Wednesday, May 22, 2024
Jeanne Semivan warns city councillors Monday that Cambridge’s adoption of net zero greenhouse gas policies will be a model for other communities.

Jeanne Semivan warns city councillors Monday that Cambridge’s adoption of net zero greenhouse gas policies will be a model for other communities.

Even as the City Council accepted the city manager’s plan to implement a “net zero” task force Monday, citizen after citizen spoke to urge them to pursue its environmental goals even more aggressively.

Eighteen residents spoke during public comment, complimenting the council on coming as far as they had in backing the Connolly petition, which says developments of 25,000 square feet or more should be “net zero” on emissions of greenhouse gases through a mix of construction techniques; smart use by people inside the buildings; onsite energy generation such as by solar panels; using renewable energy over the existing grid; or, if absolutely necessary, by buying renewable energy certificates.

But they also worried that “Getting to Net Zero” task force to be led by City Manager Richard C. Rossi would be treated like past soundings of the alarm on climate change – nationally and locally – in which an emergency is declared, followed by steps that seem less than urgent.

“As I see it, the council is not fully engaged on this issue,” said John Pitkin, a longtime environmental activist in Cambridge and co-author of the Connolly petition. The issues raised in the petition “need to be on the council’s front burner, not just tonight, but month-in, month-out and for many years in the future … the council needs to be engaged.”

School Committee member Patty Nolan had similar worries. “We should learn from our own history,” Nolan said. “We know there will be pressure to say, ‘Oh, this will take time, it might take a lot longer than we think’ … We have to ensure that mindset does not prevail. It must be resisted. And it can be resisted only if folks step up and monitor progress and keep the spotlight on.”

Call goes out

Rossi put out a call for members of the task force Tuesday, asking for applications by Nov. 12 so he could make all appointments by the end of the year and start the group meeting at least once a month starting in December.
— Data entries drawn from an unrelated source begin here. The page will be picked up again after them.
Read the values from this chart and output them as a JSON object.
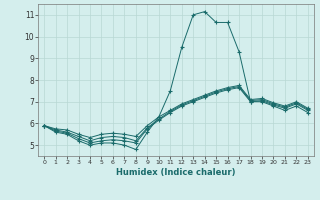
{
  "xlabel": "Humidex (Indice chaleur)",
  "ylabel": "",
  "background_color": "#d4eeed",
  "grid_color": "#b8d8d4",
  "line_color": "#1a6b6b",
  "marker": "+",
  "markersize": 3,
  "xlim": [
    -0.5,
    23.5
  ],
  "ylim": [
    4.5,
    11.5
  ],
  "yticks": [
    5,
    6,
    7,
    8,
    9,
    10,
    11
  ],
  "xticks": [
    0,
    1,
    2,
    3,
    4,
    5,
    6,
    7,
    8,
    9,
    10,
    11,
    12,
    13,
    14,
    15,
    16,
    17,
    18,
    19,
    20,
    21,
    22,
    23
  ],
  "lines": [
    [
      5.9,
      5.6,
      5.5,
      5.2,
      5.0,
      5.1,
      5.1,
      5.0,
      4.8,
      5.6,
      6.3,
      7.5,
      9.5,
      11.0,
      11.15,
      10.65,
      10.65,
      9.3,
      7.0,
      7.0,
      6.8,
      6.6,
      6.8,
      6.5
    ],
    [
      5.9,
      5.65,
      5.55,
      5.3,
      5.1,
      5.2,
      5.25,
      5.2,
      5.1,
      5.75,
      6.15,
      6.5,
      6.8,
      7.0,
      7.2,
      7.4,
      7.55,
      7.65,
      7.0,
      7.05,
      6.85,
      6.7,
      6.9,
      6.6
    ],
    [
      5.9,
      5.7,
      5.6,
      5.4,
      5.2,
      5.35,
      5.4,
      5.35,
      5.2,
      5.8,
      6.2,
      6.55,
      6.85,
      7.05,
      7.25,
      7.45,
      7.6,
      7.7,
      7.05,
      7.1,
      6.9,
      6.75,
      6.95,
      6.65
    ],
    [
      5.9,
      5.75,
      5.7,
      5.5,
      5.35,
      5.5,
      5.55,
      5.5,
      5.4,
      5.9,
      6.3,
      6.6,
      6.9,
      7.1,
      7.3,
      7.5,
      7.65,
      7.75,
      7.1,
      7.15,
      6.95,
      6.8,
      7.0,
      6.7
    ]
  ]
}
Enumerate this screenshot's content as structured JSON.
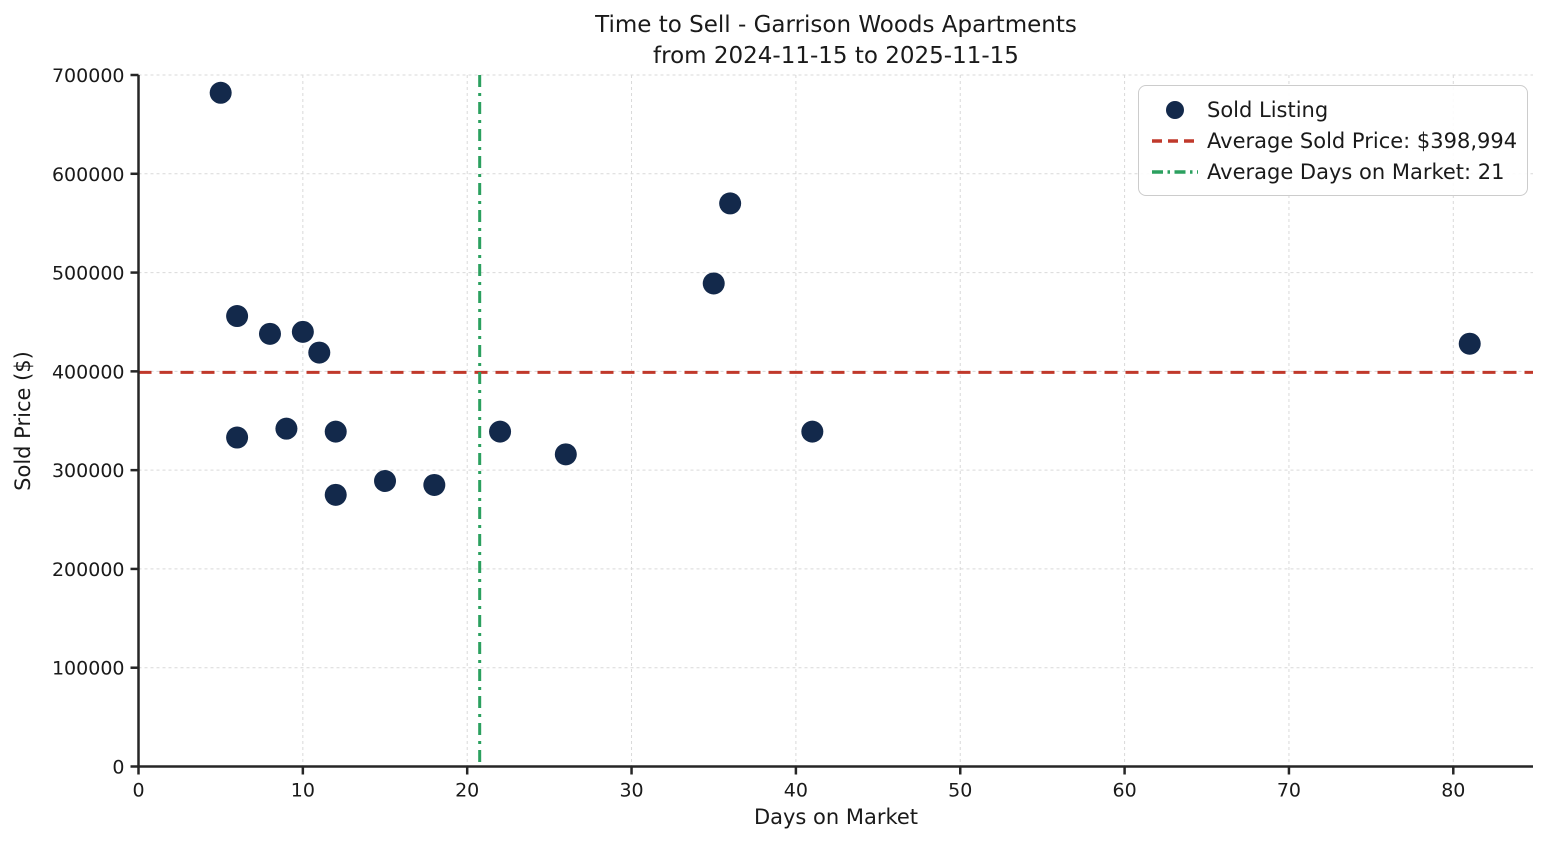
{
  "chart_data": {
    "type": "scatter",
    "title": "Time to Sell - Garrison Woods Apartments",
    "subtitle": "from 2024-11-15 to 2025-11-15",
    "xlabel": "Days on Market",
    "ylabel": "Sold Price ($)",
    "xlim": [
      0,
      84.85
    ],
    "ylim": [
      0,
      700000
    ],
    "xticks": [
      0,
      10,
      20,
      30,
      40,
      50,
      60,
      70,
      80
    ],
    "yticks": [
      0,
      100000,
      200000,
      300000,
      400000,
      500000,
      600000,
      700000
    ],
    "grid": true,
    "grid_style": "dashed",
    "legend_position": "upper right",
    "series": [
      {
        "name": "Sold Listing",
        "marker": "circle",
        "color": "#13294B",
        "points_format": [
          "days_on_market",
          "sold_price_usd"
        ],
        "points": [
          [
            5,
            682000
          ],
          [
            6,
            456000
          ],
          [
            6,
            333000
          ],
          [
            8,
            438000
          ],
          [
            9,
            342000
          ],
          [
            10,
            440000
          ],
          [
            11,
            419000
          ],
          [
            12,
            339000
          ],
          [
            12,
            275000
          ],
          [
            15,
            289000
          ],
          [
            18,
            285000
          ],
          [
            22,
            339000
          ],
          [
            26,
            316000
          ],
          [
            35,
            489000
          ],
          [
            36,
            570000
          ],
          [
            41,
            339000
          ],
          [
            81,
            428000
          ]
        ]
      }
    ],
    "reference_lines": [
      {
        "name": "average-sold-price",
        "orientation": "horizontal",
        "value": 398994,
        "label": "Average Sold Price: $398,994",
        "color": "#C0392B",
        "style": "dashed"
      },
      {
        "name": "average-days-on-market",
        "orientation": "vertical",
        "value": 20.76,
        "label": "Average Days on Market: 21",
        "color": "#2BA05F",
        "style": "dashdot"
      }
    ],
    "legend": [
      {
        "marker": "dot",
        "label": "Sold Listing"
      },
      {
        "marker": "dashed-line",
        "label": "Average Sold Price: $398,994"
      },
      {
        "marker": "dashdot-line",
        "label": "Average Days on Market: 21"
      }
    ],
    "colors": {
      "marker": "#13294B",
      "avg_price_line": "#C0392B",
      "avg_days_line": "#2BA05F",
      "grid": "#d9d9d9",
      "spine": "#262626",
      "text": "#1a1a1a"
    }
  }
}
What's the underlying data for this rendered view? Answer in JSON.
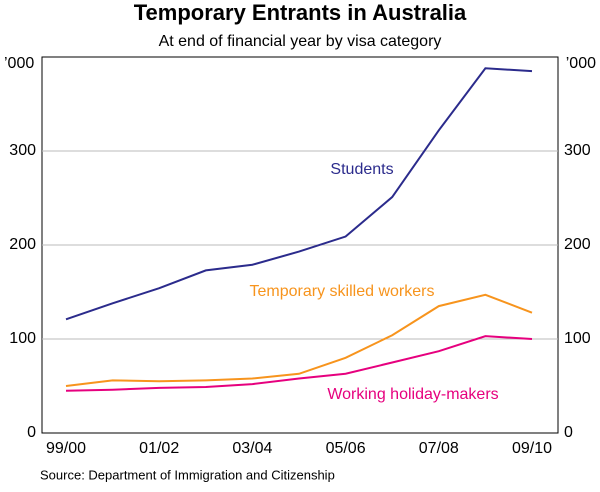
{
  "chart_data": {
    "type": "line",
    "title": "Temporary Entrants in Australia",
    "subtitle": "At end of financial year by visa category",
    "y_unit": "’000",
    "source": "Source: Department of Immigration and Citizenship",
    "categories": [
      "99/00",
      null,
      "01/02",
      null,
      "03/04",
      null,
      "05/06",
      null,
      "07/08",
      null,
      "09/10"
    ],
    "series": [
      {
        "name": "Students",
        "color": "#2b2b8c",
        "values": [
          121,
          138,
          154,
          173,
          179,
          193,
          209,
          251,
          322,
          388,
          385
        ]
      },
      {
        "name": "Temporary skilled workers",
        "color": "#f7941d",
        "values": [
          50,
          56,
          55,
          56,
          58,
          63,
          80,
          104,
          135,
          147,
          128
        ]
      },
      {
        "name": "Working holiday-makers",
        "color": "#e6007e",
        "values": [
          45,
          46,
          48,
          49,
          52,
          58,
          63,
          75,
          87,
          103,
          100
        ]
      }
    ],
    "ylim": [
      0,
      400
    ],
    "yticks": [
      0,
      100,
      200,
      300
    ],
    "grid": true
  }
}
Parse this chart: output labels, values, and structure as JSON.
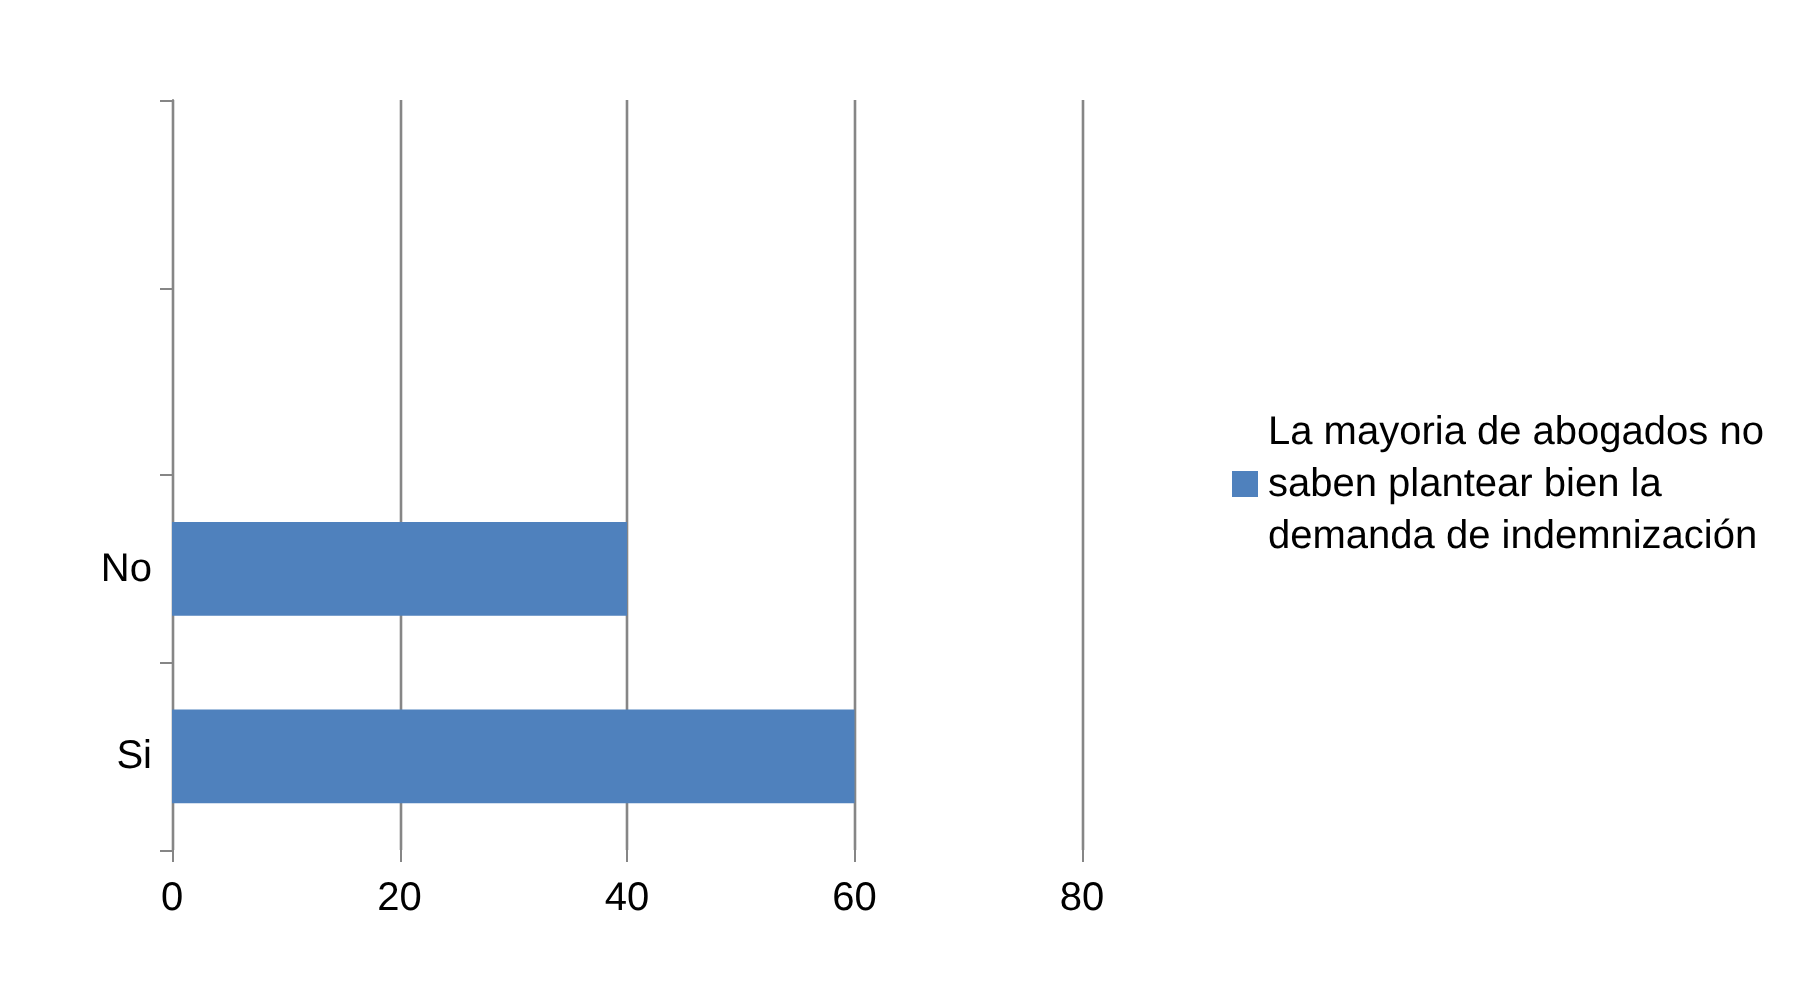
{
  "chart_data": {
    "type": "bar",
    "orientation": "horizontal",
    "categories": [
      null,
      null,
      "No",
      "Si"
    ],
    "series": [
      {
        "name": "La mayoria de abogados no saben plantear bien la demanda de indemnización",
        "color": "#4f81bd",
        "values": [
          null,
          null,
          40,
          60
        ]
      }
    ],
    "xlim": [
      0,
      80
    ],
    "xticks": [
      0,
      20,
      40,
      60,
      80
    ],
    "grid": "x",
    "legend": "right"
  }
}
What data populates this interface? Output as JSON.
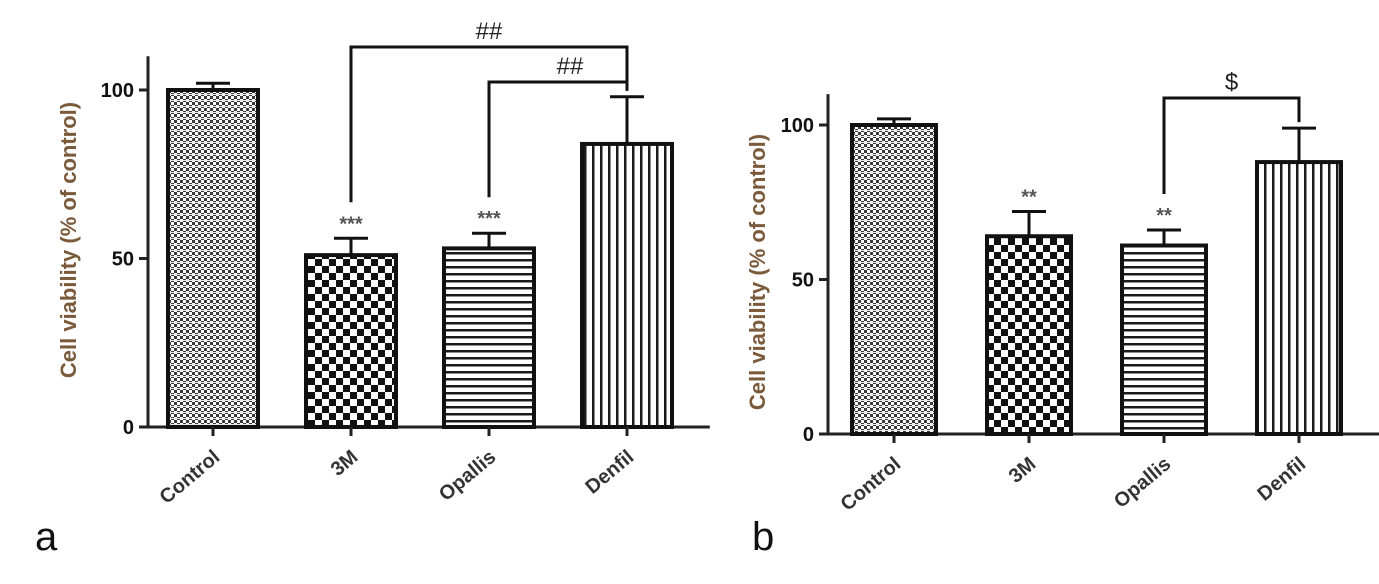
{
  "chart_data": [
    {
      "type": "bar",
      "panel_label": "a",
      "categories": [
        "Control",
        "3M",
        "Opallis",
        "Denfil"
      ],
      "values": [
        100,
        51,
        53,
        84
      ],
      "errors": [
        2,
        5,
        4.5,
        14
      ],
      "significance": [
        "",
        "***",
        "***",
        ""
      ],
      "comparisons": [
        {
          "from": "3M",
          "to": "Denfil",
          "label": "##"
        },
        {
          "from": "Opallis",
          "to": "Denfil",
          "label": "##"
        }
      ],
      "ylabel": "Cell viability (% of control)",
      "yticks": [
        0,
        50,
        100
      ],
      "ylim": [
        0,
        110
      ],
      "xlabel": ""
    },
    {
      "type": "bar",
      "panel_label": "b",
      "categories": [
        "Control",
        "3M",
        "Opallis",
        "Denfil"
      ],
      "values": [
        100,
        64,
        61,
        88
      ],
      "errors": [
        2,
        8,
        5,
        11
      ],
      "significance": [
        "",
        "**",
        "**",
        ""
      ],
      "comparisons": [
        {
          "from": "Opallis",
          "to": "Denfil",
          "label": "$"
        }
      ],
      "ylabel": "Cell viability (% of control)",
      "yticks": [
        0,
        50,
        100
      ],
      "ylim": [
        0,
        110
      ],
      "xlabel": ""
    }
  ]
}
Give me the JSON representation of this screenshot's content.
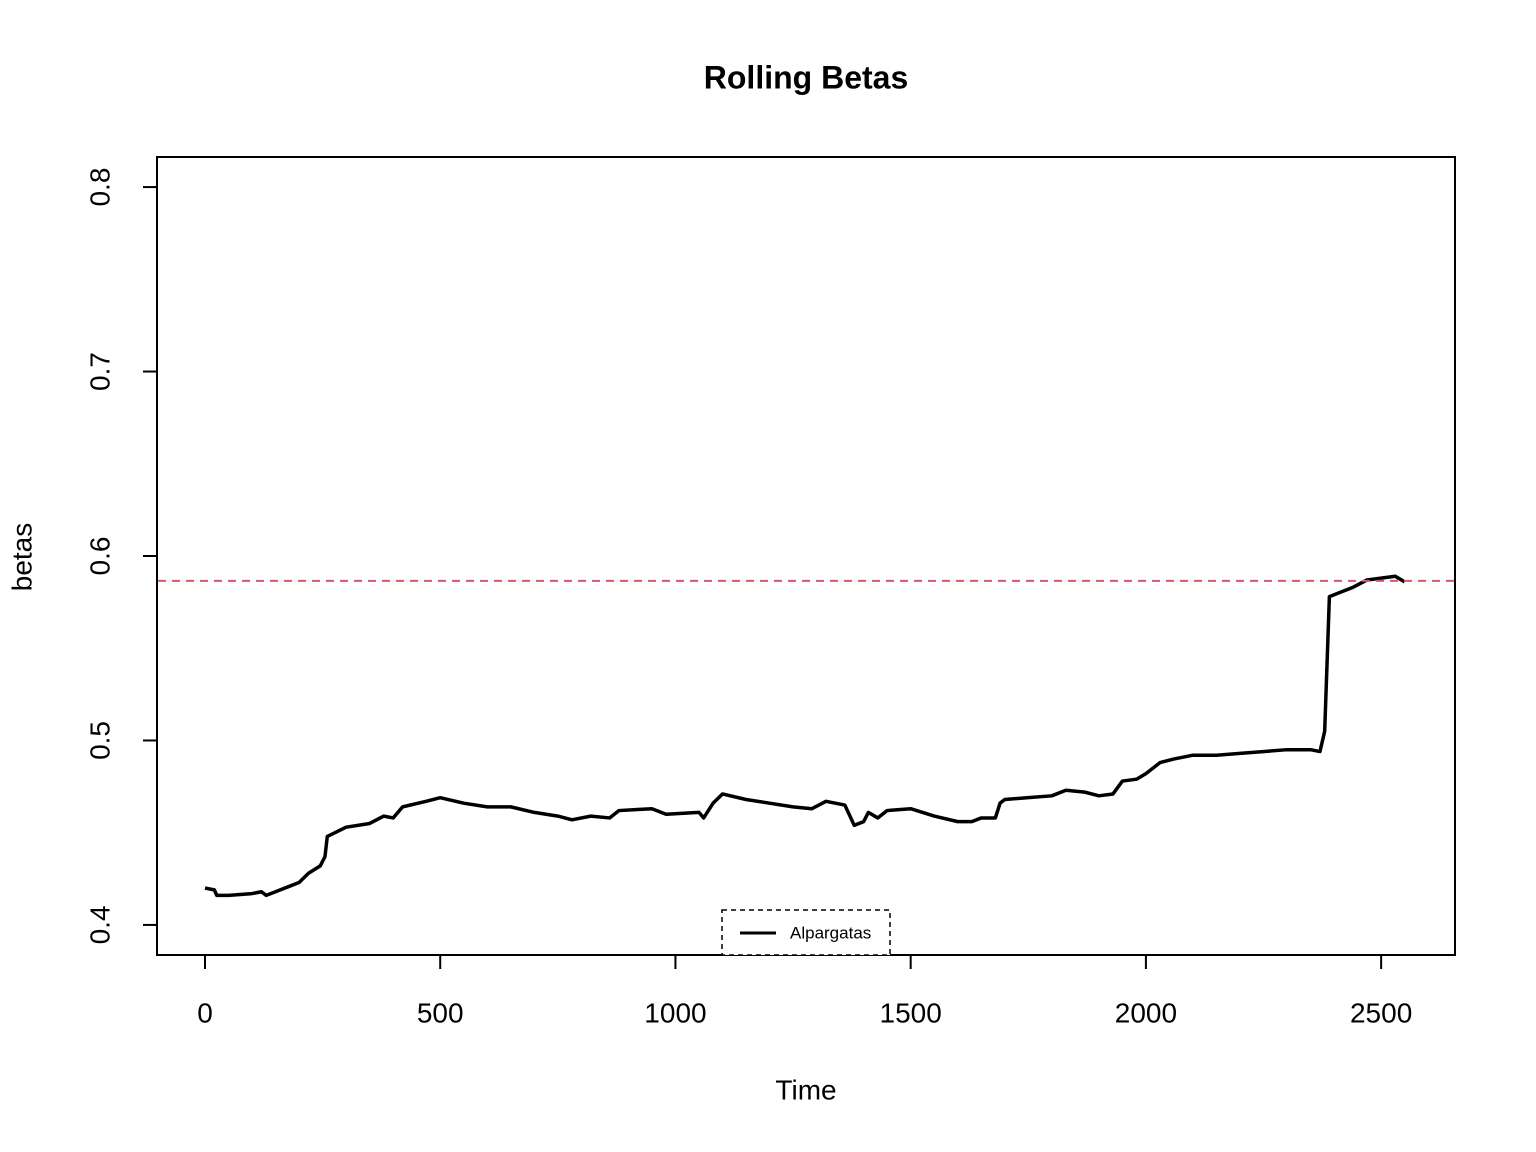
{
  "chart_data": {
    "type": "line",
    "title": "Rolling Betas",
    "xlabel": "Time",
    "ylabel": "betas",
    "xlim": [
      -102,
      2657
    ],
    "ylim": [
      0.3837,
      0.8163
    ],
    "xticks": [
      0,
      500,
      1000,
      1500,
      2000,
      2500
    ],
    "yticks": [
      0.4,
      0.5,
      0.6,
      0.7,
      0.8
    ],
    "x": [
      0,
      20,
      25,
      50,
      100,
      120,
      130,
      150,
      180,
      200,
      220,
      245,
      255,
      260,
      300,
      350,
      380,
      400,
      420,
      470,
      500,
      550,
      600,
      650,
      700,
      750,
      780,
      820,
      860,
      880,
      950,
      980,
      1050,
      1060,
      1080,
      1100,
      1150,
      1200,
      1250,
      1290,
      1320,
      1360,
      1380,
      1400,
      1410,
      1430,
      1450,
      1500,
      1550,
      1600,
      1630,
      1650,
      1680,
      1690,
      1700,
      1750,
      1800,
      1830,
      1870,
      1900,
      1930,
      1950,
      1980,
      2000,
      2030,
      2060,
      2100,
      2150,
      2200,
      2300,
      2350,
      2370,
      2380,
      2390,
      2410,
      2440,
      2470,
      2500,
      2530,
      2550
    ],
    "series": [
      {
        "name": "Alpargatas",
        "color": "#000000",
        "values": [
          0.42,
          0.419,
          0.416,
          0.416,
          0.417,
          0.418,
          0.416,
          0.418,
          0.421,
          0.423,
          0.428,
          0.432,
          0.437,
          0.448,
          0.453,
          0.455,
          0.459,
          0.458,
          0.464,
          0.467,
          0.469,
          0.466,
          0.464,
          0.464,
          0.461,
          0.459,
          0.457,
          0.459,
          0.458,
          0.462,
          0.463,
          0.46,
          0.461,
          0.458,
          0.466,
          0.471,
          0.468,
          0.466,
          0.464,
          0.463,
          0.467,
          0.465,
          0.454,
          0.456,
          0.461,
          0.458,
          0.462,
          0.463,
          0.459,
          0.456,
          0.456,
          0.458,
          0.458,
          0.466,
          0.468,
          0.469,
          0.47,
          0.473,
          0.472,
          0.47,
          0.471,
          0.478,
          0.479,
          0.482,
          0.488,
          0.49,
          0.492,
          0.492,
          0.493,
          0.495,
          0.495,
          0.494,
          0.505,
          0.578,
          0.58,
          0.583,
          0.587,
          0.588,
          0.589,
          0.586
        ]
      }
    ],
    "hline": 0.5865,
    "hline_color": "#DF536B"
  }
}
A final set of recommendations on implementing the petition is to be filed by December 2014.

On Monday he was still considering the final structure of the group, which he said from recent experience could work without a chairman – a response to councillor Minka vanBeuzekom saying that she believed the task force’s success could be ensured by finding the right person to lead it and set the tone for its process. She got more assurance, though, in telling Rossi she wanted “to be sure this is a technical task force so we’re way beyond the ‘Why are we doing this?’ kind of a question.”

Rossi heard more stress on success from residents such as Jeanne Semivan, who believed Cambridge’s adoption of a net zero building code would have “a multiplier effect” on other communities by showing that such zoning was doable and practical. But “if this task force were to be used to adopt only a half-measure, that would reduce the ambition of other communities who would look to us as a model.”

Semivan was only one of several residents who wanted the task force to treat the Connolly petition as a starting point. George Mokray said the petition “doesn’t go far enough” in encouraging development in Cambridge to produce so much renewable energy that the excess could go out onto the grid; Ellen Mass wanted the zoning applied retroactively to large building projects in design or under construction; and Eric Grunebaum thought if done right the zoning could be applied toward such efforts as insulating every building no matter the size, rather than just be applied to larger developments.

“If I can do this, you can too”

There was another contingent of residents arguing for the practicality of the Connolly petition in the face of developer and Chamber of Commerce fears.

John Massie, who works for an energy-efficiency company in Boston, said that in the past 18 months he has seen “thousands of people [locally] jumping at the chance to make their homes more energy efficient,” including an 800 percent increase in adoption of residential solar panels this summer over the same time last year. Sue Butler testified to being an early adopter in residential conservation and renewable energy who has turned the 13,000 square feet of property she owns and rents out a half-block from City Hall into a model of net-zero photovoltaic and geothermal energy generation. She said she’s paid $200 for electricity over the past four years.

“If I can do this, you can too,” said Butler, who works part time as a nurse.

Ben Pignatelli, of the state’s Department of Energy Resources, assured the council and business community that the tax rolls in Cambridge will swell with net zero buildings, noting as an example studies showing homes heated with natural gas sell for $11 more a square foot that with traditional heating sources.

“More efficient buildings are worth more,” he said. “I say, take the builders who will build the way we want.”

Council candidate Nadeem Mazen said that speaking as a supporter of the net zero petition, there have been aspects of debate leading to this point that have left him “decidedly unpsyched” – namely that when proponents try to talk about the specifics of what’s proposed, the answers that come back have often been about completely different aspects of net zero. He asked that direct questions be answered directly to help refine the Connolly petition language into something better.

“This talk of [renewable energy certificates] and many of the other factors that would kill this initiative dead seem to be kind of a straw man argument used to shift attention away from what’s really being proposed,” Mazen said. The lopsided arguments have “made me feel like I’m on crazy pills here.”